La historia está centrada en el momento del pasaje a la adultez del protagonista, el mayor de tres hermanos varones, quien en su madurez evoca aquella época preadolescente de pureza, identidad y rebelión. En una familia en que los chicos gozaban de la dulzura de la madre –la gracia y la compasión, según Malick - y la tiranía del padre –la naturaleza, o el egoísmo y la ley arbitraria, ya se sabe. Jessica Chastain, la actriz del momento, y Brad Pitt conforman esa pareja sin nombres, mientras que Sean Penn es el hombre que hoy ha resultado de aquel joven del pasado. Entonces, ya buscaba pruebas de la existencia divina, en soliloquios apenas susurrados dirigidos a Dios, mientras sufría el maltrato de un padre amargado por sus ambiciones frustradas. Y los personajes están todos congelados en un trazo, sin experimentar cambios en todo el film. La voz en off de los personajes, poética y sugerente, como la que había utilizado en La delgada línea roja, al cabo de un rato puede resultar irritante. El joven Hunter McCracken da una excelente performance de quien podría ser el retrato del propio Malick, a pesar de que son pocos los momentos en que interactúa, o dialoga.

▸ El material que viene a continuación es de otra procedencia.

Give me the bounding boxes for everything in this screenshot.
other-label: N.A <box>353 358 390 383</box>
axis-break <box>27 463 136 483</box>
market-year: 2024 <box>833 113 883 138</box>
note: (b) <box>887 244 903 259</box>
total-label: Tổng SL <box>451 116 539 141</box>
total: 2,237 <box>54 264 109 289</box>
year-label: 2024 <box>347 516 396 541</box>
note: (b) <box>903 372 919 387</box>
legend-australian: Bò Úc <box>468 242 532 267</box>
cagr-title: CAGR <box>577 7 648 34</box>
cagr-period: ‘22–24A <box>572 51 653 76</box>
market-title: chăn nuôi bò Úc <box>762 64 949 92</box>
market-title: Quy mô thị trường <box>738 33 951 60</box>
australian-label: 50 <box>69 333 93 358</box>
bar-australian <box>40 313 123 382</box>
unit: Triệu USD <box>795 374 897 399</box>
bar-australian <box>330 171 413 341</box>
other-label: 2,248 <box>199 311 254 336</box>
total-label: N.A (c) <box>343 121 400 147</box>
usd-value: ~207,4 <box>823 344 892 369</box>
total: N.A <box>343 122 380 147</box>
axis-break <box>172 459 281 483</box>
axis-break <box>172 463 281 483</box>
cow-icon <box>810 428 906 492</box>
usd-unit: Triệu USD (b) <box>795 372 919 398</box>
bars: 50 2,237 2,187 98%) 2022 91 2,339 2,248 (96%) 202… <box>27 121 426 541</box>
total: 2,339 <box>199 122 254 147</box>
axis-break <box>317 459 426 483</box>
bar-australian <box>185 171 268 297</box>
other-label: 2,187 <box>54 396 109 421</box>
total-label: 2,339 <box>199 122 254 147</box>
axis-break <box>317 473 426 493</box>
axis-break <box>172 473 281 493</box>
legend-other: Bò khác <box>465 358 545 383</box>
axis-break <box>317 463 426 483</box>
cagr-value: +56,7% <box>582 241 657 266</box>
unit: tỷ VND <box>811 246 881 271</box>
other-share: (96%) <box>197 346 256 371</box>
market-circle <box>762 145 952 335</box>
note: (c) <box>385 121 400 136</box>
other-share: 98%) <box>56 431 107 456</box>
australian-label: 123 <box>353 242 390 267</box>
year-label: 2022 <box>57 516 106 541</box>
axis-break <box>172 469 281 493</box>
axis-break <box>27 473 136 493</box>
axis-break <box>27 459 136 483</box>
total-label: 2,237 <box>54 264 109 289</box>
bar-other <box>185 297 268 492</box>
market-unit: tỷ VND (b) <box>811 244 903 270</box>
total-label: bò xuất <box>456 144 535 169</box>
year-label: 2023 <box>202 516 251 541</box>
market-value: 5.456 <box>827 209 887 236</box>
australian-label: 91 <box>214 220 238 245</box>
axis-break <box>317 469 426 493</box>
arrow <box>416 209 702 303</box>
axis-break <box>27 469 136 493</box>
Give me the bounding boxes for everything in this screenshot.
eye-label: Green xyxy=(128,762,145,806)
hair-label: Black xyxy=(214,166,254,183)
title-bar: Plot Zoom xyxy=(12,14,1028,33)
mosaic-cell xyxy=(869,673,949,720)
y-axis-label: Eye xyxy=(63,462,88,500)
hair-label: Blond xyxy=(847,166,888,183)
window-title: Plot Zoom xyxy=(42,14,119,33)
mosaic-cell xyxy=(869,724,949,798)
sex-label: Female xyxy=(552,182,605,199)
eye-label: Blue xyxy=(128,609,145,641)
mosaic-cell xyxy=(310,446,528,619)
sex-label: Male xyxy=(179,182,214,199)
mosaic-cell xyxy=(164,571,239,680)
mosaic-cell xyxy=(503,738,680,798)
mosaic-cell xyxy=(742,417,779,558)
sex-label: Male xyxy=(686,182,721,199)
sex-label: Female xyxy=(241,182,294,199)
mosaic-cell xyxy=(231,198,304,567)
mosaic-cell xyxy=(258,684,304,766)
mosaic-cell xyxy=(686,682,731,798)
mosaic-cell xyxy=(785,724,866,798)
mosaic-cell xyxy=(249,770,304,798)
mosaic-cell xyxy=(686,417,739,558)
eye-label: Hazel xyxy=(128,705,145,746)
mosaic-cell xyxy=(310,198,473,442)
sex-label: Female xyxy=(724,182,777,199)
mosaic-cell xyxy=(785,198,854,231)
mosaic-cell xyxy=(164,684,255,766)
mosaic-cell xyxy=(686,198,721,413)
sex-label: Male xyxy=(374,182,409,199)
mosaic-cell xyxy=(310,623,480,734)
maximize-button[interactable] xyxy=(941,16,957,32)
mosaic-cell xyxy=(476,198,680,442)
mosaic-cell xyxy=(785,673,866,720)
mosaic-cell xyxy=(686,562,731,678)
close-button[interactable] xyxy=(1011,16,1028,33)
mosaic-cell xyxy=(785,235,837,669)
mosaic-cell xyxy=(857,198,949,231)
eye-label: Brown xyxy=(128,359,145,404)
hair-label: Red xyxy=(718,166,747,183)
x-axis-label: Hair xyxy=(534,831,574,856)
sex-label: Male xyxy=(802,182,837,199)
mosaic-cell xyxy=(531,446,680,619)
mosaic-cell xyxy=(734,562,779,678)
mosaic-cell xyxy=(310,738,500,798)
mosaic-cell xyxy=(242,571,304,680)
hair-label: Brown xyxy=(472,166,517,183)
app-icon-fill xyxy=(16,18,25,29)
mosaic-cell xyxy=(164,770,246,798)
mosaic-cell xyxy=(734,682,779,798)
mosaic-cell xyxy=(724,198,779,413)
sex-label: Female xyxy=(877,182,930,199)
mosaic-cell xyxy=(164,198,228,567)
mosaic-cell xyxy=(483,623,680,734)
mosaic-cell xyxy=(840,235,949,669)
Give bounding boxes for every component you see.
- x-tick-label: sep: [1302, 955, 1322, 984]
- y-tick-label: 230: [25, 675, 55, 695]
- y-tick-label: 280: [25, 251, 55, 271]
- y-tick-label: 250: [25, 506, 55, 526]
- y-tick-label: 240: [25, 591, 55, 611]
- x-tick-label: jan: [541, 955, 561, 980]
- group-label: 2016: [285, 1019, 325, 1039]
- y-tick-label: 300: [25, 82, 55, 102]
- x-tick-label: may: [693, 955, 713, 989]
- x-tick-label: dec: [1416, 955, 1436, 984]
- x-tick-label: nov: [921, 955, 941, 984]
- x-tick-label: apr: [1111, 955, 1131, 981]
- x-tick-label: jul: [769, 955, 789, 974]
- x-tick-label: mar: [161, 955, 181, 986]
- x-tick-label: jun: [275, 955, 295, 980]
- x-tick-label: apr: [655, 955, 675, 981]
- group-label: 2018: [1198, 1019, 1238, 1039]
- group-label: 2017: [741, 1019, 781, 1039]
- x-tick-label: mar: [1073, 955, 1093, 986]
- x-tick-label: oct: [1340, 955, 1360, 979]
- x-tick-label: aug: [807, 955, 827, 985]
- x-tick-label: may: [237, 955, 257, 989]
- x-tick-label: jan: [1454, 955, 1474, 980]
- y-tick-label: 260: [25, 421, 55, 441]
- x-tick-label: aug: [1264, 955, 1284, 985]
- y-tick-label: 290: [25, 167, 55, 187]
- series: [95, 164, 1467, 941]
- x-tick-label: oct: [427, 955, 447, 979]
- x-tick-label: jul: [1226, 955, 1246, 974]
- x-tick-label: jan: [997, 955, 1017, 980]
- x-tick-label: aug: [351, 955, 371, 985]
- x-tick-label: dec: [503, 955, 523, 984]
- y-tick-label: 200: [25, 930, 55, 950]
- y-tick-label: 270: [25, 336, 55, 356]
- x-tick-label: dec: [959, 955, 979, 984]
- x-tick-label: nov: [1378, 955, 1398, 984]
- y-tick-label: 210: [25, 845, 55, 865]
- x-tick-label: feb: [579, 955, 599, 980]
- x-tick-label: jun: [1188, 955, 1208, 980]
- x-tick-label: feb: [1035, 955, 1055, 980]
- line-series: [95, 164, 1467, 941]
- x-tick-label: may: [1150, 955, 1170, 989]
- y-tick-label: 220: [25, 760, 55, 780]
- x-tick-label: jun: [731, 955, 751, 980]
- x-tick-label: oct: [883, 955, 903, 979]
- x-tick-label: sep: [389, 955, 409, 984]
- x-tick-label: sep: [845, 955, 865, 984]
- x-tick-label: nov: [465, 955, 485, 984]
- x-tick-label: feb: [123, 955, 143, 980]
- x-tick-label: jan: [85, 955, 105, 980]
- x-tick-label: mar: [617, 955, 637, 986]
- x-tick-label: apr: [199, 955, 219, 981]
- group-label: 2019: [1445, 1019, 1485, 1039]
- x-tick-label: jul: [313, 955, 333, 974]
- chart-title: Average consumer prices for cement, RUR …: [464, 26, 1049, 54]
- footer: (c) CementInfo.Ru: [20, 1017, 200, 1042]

Esos momentos que retratan la cotidianeidad del muchacho y sus hermanos descubriendo la vida son los mejores del film. En el momento presente, el protagonista se debate –siguiendo los pasos del padre- entre la angustia y la soledad, en espacios ultramodernos tan vidriados como fríos y desangelados (¿un mensaje sobre la realidad contemporánea?), o en zonas desérticas que nuevamente remiten al principio y el fin de los tiempos. O tal vez no haga más que buscar el Paraíso perdido. Felizmente esos momentos actuales, los más fallidos del film, no abundan.


Malick se formó en filosofía antes de pasar al cine, y es obvio que ha ganado su vocación estética. Si el film está entendido como una obra panteísta que indaga la existencia de Dios, o metafísica, sobre el vacío de la muerte y el sufrimiento, o si quiere demostrar la pequeñez del ser humano frente a la grandiosidad del cosmos, esos temas están sugeridos, nunca tratados en profundidad. Incluso la muerte del hermano, anunciada al comienzo y que impregna de dolor todo el relato, nunca está clarificada.

Personalmente, siempre me siento más afín con la economía que con el despilfarro, en el plano estético. Encuentro El árbol de la vida hiperbólico, desmesurado, y sobre todo, largo. No quiero caer en el cinismo de muchos espectadores, que abuchearon el film en Cannes, o de colegas que pusieron de relieve sus caídas en el ridículo, sobre todo al final. Pero si el film interesa en su primera mitad, por esa curiosa mezcla de trascendencia e inmanencia, de macrocosmos y microcosmos, o por la belleza de algunos instantes, la atención decae a medida que se prolonga sin mayores puntos de interés. Tampoco ayudan ciertos momentos oníricos, o fantásticos, como la madre flotando frente al árbol epónimo, o la música agobiante. El padre es un músico frustrado, y acostumbra a hacer escuchar música clásica a sus hijos. No sé si ese dato es también autobiográfico, como algunos otros lo son, pero Malick recurre a todo el catálogo de música clásica, religiosa y no tanto, para ilustrar su teofanía. Obras de Bach, Couperin, Brahms, Mahler, el Requiem de Berlioz, se mezclan con Górecki, el Himno a Dionisos de Holst y el Lacrimosa de Preisner, por mencionar sólo algunas, en un film que en ningún momento disimula su megalomanía. Esta grandilocuencia es la motivó que el jurado compuesto por De Niro, Martina Gusmán, Johnnie To, Olivier Assayas, entre otros, le haya otorgado la Palma de Oro y que algunos críticos la consideren una obra maestra. Yo no me cuento entre ellos.